Monday, January 29, 2007

What is Medical Billing

Medical Biller's Importance

Medical billing is a complex procedure and the medical biller requires a fairly broad range of knowledge and qualities. When a practicing physician or licensed healthcare provider has an encounter with a patient, the provider wants to get paid for the services. But wait! Who makes sure the provider get's paid??? That would be the medical biller's job.

For Example:

Think about the large number of medical specialties, large number of medical conditions and diseases, large number of CPT codes, large number of Medicare rules, large number of health insurance companies (payers), and large number of patients!!! Wow... that's huge! If the patient has medical health insurance the medical biller will file a claim on his/her behalf.

If the practice administers 50 different procedures and works with 50 payers, then 1,000 monthly charges require selection from 2,500 unique fees defined by contractual agreements or “reasonable and customary pricing” (“allowed”) for every CPT-payer pair. The insurance carrier determines if benefits are payable. The medical biller's role in this process is to translate medical terminology, diseases, diagnoses into coded billing statements, enter patient information into databases, mailing patients’ billing statements, posting payments received, follow up on unpaid insurance claims, as well as appeals and denials, and report to their employers on the financial status of the practice.

The Art of Medical Billing

In a small family practice or suburban clinic this task may be simple and assigned to the medical assistant or secretary who works at the front desk, but in bigger (group-) practices and clinics this task is the medical biller's job! Medical billers reviews charge slips that list the services and procedures commonly performed by the healthcare provider and informs patients of any charges.
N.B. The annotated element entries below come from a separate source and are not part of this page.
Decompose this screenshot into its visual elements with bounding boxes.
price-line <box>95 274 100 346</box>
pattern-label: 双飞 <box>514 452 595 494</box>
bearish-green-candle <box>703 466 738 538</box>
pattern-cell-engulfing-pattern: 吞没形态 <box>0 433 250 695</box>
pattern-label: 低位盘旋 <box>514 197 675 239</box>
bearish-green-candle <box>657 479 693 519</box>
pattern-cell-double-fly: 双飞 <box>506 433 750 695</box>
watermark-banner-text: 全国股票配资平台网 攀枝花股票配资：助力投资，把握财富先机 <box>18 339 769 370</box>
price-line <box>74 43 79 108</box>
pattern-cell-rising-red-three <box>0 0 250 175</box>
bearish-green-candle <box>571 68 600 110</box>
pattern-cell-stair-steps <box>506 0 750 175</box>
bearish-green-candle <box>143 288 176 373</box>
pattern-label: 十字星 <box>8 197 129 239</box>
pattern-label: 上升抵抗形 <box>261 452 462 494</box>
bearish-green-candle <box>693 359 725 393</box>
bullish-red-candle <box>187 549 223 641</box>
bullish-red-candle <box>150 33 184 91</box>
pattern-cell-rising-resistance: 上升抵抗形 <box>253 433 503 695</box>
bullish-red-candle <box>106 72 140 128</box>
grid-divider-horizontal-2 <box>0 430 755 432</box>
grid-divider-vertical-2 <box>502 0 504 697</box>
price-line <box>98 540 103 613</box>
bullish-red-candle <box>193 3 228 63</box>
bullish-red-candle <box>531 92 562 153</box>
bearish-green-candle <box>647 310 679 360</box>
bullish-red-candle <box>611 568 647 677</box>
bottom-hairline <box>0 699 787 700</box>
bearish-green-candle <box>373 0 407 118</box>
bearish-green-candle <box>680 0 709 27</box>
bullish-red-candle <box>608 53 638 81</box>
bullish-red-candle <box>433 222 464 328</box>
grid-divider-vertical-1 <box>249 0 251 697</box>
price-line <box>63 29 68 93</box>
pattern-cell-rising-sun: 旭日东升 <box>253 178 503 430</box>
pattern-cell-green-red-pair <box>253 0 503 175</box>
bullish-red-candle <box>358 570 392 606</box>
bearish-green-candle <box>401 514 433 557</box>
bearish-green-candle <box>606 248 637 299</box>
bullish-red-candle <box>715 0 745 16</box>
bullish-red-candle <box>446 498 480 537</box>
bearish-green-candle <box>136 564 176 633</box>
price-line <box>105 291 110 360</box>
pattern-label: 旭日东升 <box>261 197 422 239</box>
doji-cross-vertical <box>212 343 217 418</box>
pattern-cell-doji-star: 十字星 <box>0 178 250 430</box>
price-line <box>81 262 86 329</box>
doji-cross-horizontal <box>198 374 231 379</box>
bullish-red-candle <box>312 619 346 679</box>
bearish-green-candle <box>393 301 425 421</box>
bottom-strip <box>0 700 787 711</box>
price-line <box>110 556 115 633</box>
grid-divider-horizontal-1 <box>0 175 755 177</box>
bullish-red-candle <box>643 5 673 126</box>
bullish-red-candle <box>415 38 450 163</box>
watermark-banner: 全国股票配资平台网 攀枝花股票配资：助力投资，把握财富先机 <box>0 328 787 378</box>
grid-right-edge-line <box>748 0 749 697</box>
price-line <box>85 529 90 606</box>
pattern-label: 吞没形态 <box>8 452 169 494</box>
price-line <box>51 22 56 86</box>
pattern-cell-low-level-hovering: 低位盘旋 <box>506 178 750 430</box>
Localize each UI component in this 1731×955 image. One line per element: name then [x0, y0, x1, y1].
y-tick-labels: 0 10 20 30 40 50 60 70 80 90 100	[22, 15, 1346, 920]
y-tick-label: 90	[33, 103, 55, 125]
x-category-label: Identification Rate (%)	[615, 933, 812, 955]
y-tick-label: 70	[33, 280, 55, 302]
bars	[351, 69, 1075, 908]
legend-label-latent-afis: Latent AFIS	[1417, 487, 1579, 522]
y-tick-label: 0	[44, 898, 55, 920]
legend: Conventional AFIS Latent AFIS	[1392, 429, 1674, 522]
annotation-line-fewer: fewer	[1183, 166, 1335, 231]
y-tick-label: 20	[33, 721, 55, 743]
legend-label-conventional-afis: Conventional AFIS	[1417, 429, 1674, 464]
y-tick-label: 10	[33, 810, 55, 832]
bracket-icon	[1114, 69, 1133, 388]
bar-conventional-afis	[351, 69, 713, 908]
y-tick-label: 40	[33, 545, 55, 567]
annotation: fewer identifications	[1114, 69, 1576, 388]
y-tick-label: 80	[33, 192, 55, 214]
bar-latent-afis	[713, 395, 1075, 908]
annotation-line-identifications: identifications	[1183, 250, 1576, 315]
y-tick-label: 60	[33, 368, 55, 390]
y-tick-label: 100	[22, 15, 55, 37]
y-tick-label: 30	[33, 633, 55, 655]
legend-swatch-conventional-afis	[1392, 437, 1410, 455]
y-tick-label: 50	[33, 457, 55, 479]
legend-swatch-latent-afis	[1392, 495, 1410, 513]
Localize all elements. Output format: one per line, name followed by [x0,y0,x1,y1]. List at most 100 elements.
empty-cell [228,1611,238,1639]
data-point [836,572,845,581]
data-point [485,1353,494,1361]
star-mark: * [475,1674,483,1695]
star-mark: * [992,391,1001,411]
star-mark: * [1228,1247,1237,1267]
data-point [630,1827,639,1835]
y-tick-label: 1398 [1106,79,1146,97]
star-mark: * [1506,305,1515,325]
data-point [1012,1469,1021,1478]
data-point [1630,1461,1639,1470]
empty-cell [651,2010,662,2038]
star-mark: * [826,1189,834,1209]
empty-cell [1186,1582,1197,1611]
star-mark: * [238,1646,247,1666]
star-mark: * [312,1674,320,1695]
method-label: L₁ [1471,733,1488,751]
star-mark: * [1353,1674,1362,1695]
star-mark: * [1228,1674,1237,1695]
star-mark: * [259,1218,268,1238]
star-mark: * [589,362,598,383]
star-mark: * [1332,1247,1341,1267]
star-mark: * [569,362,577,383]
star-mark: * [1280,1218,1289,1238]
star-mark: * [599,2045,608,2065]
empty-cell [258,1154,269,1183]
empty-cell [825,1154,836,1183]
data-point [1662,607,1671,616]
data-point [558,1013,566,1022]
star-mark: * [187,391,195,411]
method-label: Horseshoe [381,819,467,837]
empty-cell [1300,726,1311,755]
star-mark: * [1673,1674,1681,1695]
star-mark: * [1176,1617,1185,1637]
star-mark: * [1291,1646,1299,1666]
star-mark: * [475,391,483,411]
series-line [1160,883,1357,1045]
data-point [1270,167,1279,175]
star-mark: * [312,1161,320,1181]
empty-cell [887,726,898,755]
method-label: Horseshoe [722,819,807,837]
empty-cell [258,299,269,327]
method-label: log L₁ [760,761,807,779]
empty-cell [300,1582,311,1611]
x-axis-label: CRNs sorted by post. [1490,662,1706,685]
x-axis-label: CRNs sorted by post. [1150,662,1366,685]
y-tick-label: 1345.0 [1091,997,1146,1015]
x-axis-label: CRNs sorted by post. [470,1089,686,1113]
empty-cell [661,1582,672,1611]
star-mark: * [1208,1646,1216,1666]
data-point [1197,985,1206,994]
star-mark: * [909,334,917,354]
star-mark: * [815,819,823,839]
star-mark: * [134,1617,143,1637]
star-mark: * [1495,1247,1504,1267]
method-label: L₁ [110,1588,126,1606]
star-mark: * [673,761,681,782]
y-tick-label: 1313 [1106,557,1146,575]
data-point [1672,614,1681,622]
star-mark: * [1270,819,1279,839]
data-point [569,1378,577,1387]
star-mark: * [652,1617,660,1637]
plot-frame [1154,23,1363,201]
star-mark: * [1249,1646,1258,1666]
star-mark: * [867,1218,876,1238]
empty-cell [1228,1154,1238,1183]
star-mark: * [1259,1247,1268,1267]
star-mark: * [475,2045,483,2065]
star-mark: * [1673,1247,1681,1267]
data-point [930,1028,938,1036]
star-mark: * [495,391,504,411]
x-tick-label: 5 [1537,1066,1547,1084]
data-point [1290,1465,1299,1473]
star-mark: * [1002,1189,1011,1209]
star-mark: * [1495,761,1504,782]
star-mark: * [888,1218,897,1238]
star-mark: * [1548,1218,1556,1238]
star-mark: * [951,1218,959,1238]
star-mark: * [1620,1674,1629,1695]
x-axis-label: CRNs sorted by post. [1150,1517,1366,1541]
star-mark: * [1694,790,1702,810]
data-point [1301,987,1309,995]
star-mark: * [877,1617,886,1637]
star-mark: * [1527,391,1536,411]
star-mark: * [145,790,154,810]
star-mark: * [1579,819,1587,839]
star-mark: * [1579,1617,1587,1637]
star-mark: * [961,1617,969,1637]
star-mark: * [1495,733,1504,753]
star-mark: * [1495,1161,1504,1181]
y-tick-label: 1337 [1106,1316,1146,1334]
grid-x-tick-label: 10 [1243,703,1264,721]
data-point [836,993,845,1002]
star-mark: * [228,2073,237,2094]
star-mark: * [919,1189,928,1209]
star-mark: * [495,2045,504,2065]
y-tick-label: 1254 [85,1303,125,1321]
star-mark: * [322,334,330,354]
To get paid an Assignment of Benefits (AOB) is used, which is an authorization directing the insurer to make payment directly to the provider of benefits, rather than to the insured. The insurance carrier however, is the one who determines whether benefits are payable. After a patient visit they review superbills or encounter forms to determine what services were rendered, review the patient's insurance coverage, explain physician's fees, estimate what charges will be covered by insurance, estimate how much patients might pay, and prepare accurate healthcare invoices and claims. They are the ones who organize medical bills and statements, comb through them for errors, negotiate with collection agencies, answer patient's questions about their health-care plans and the office's billing routine, and spend hours on the phone with insurance companies on a client's behalf.

A Highly Skilled and Knowledgeable Expert

Medical billers use the HCFA-1500 form, the universal billing form to submit health insurance claims to insurance carriers. They must know appropriate responses to a variety of billing and legal situations. Bill collection, release of patient information/records, patient confidentiality rights, subpoenas, workers’ compensation rules, and Medicare regulations for reimbursement are complicated areas and must be handled competently and with care.

Medical Biller's Books and Software Programs

Medical billers accomplish their tasks using reference books, printed guides and references, automated office equipment, and computers with various sophisticated types of software. Software is used to file claims electronically, apply all patient and EOB payments, print statements, update management reports and all patient data files. Medical billers usually possess state-of-the-art word processing and accounting skills, are proficient in bookkeeping, and type at a speed of at least 45 words-per-minute.